Vialet suggested that ending the loan program had “significantly hurt the working-class of the territory.”

Gittens, in his letter, called the suspension “extreme and unfair,” an assertion that Callender challenged in his report to the board on Thursday.

Callender’s position was supported by a memo from GERS Investment Officer Bruce Thomas who re-stated his opinion, expressed at the board’s previous meeting, that reviving the loan program is too risky given GERS’s uncertain status.

“While the loan program has and continues to provide solid returns, this tough choice was prudent from an investment risk standpoint and is in the best interest of the beneficiaries,” he told the board.

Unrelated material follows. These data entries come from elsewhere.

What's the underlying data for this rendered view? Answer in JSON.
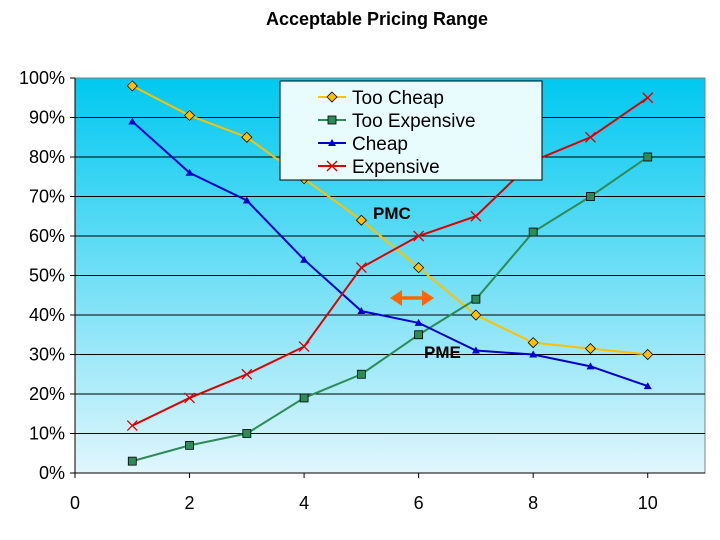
{
  "chart_data": {
    "type": "line",
    "title": "Acceptable Pricing Range",
    "xlabel": "",
    "ylabel": "",
    "xlim": [
      0,
      11
    ],
    "ylim": [
      0,
      100
    ],
    "x_ticks": [
      "0",
      "2",
      "4",
      "6",
      "8",
      "10"
    ],
    "y_ticks": [
      "0%",
      "10%",
      "20%",
      "30%",
      "40%",
      "50%",
      "60%",
      "70%",
      "80%",
      "90%",
      "100%"
    ],
    "x": [
      1,
      2,
      3,
      4,
      5,
      6,
      7,
      8,
      9,
      10
    ],
    "series": [
      {
        "name": "Too Cheap",
        "color": "#FFC000",
        "marker": "diamond",
        "values": [
          98,
          90.5,
          85,
          74.5,
          64,
          52,
          40,
          33,
          31.5,
          30
        ]
      },
      {
        "name": "Too Expensive",
        "color": "#2E8B57",
        "marker": "square",
        "values": [
          3,
          7,
          10,
          19,
          25,
          35,
          44,
          61,
          70,
          80
        ]
      },
      {
        "name": "Cheap",
        "color": "#0000CC",
        "marker": "triangle",
        "values": [
          89,
          76,
          69,
          54,
          41,
          38,
          31,
          30,
          27,
          22
        ]
      },
      {
        "name": "Expensive",
        "color": "#DD0000",
        "marker": "x",
        "values": [
          12,
          19,
          25,
          32,
          52,
          60,
          65,
          79,
          85,
          95
        ]
      }
    ],
    "annotations": [
      {
        "text": "PMC"
      },
      {
        "text": "PME"
      }
    ],
    "arrow_color": "#FF6600",
    "plot_gradient": {
      "top": "#00C8F0",
      "bottom": "#E0F6FC"
    },
    "legend_background": "#E8FBFD",
    "grid": true,
    "legend_position": "top-center"
  }
}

Thomas said in addition to GERS needing the $150 million from its loan program in order to keep paying benefits for as long as possible, it would be irresponsible to continue making loans whose maturity dates might exceed the life of the system itself.

Experts say GERS could run out of money in less than 10 years.

Thomas also re-stated that the pension system’s purpose is to provide annuity payments for members in retirement, not to offer loans.

GERS Legal Counsel Cathy Smith said that although the Legislature has the right as plan sponsor to make requirements of the system, the ultimate responsibility for GERS’s financials lies with the board. In her view, the proposed bill asks the board to disregard that responsibility.

“Obviously I have general objections to forcing us to bring back the loans because the board members have a fiduciary responsibility; you can be sued for breaching that,” Smith said.

The board determined that since they were not asked to testify on the bill, the best course of action would be to write a letter to its sponsors, something Callender said he had already done. The board also discussed a media outreach plan to make their case to the public that the GERS loan program must remain suspended.

Also at Thursday’s meeting the board approved:

- A contract in the amount of $115,610 with Bert Smith & Co. to conduct GERS’s fiscal year 2015 audit of financial statements.

- The 2016 board calendar with the amendment that the chairman will determine the date and location of a February investment managers meeting.

Board members present were Callender, Michael McDonald, Leona Smith, Desmond Maynard, Edgar Ross and Carol Callwood. Vincent Liger was absent.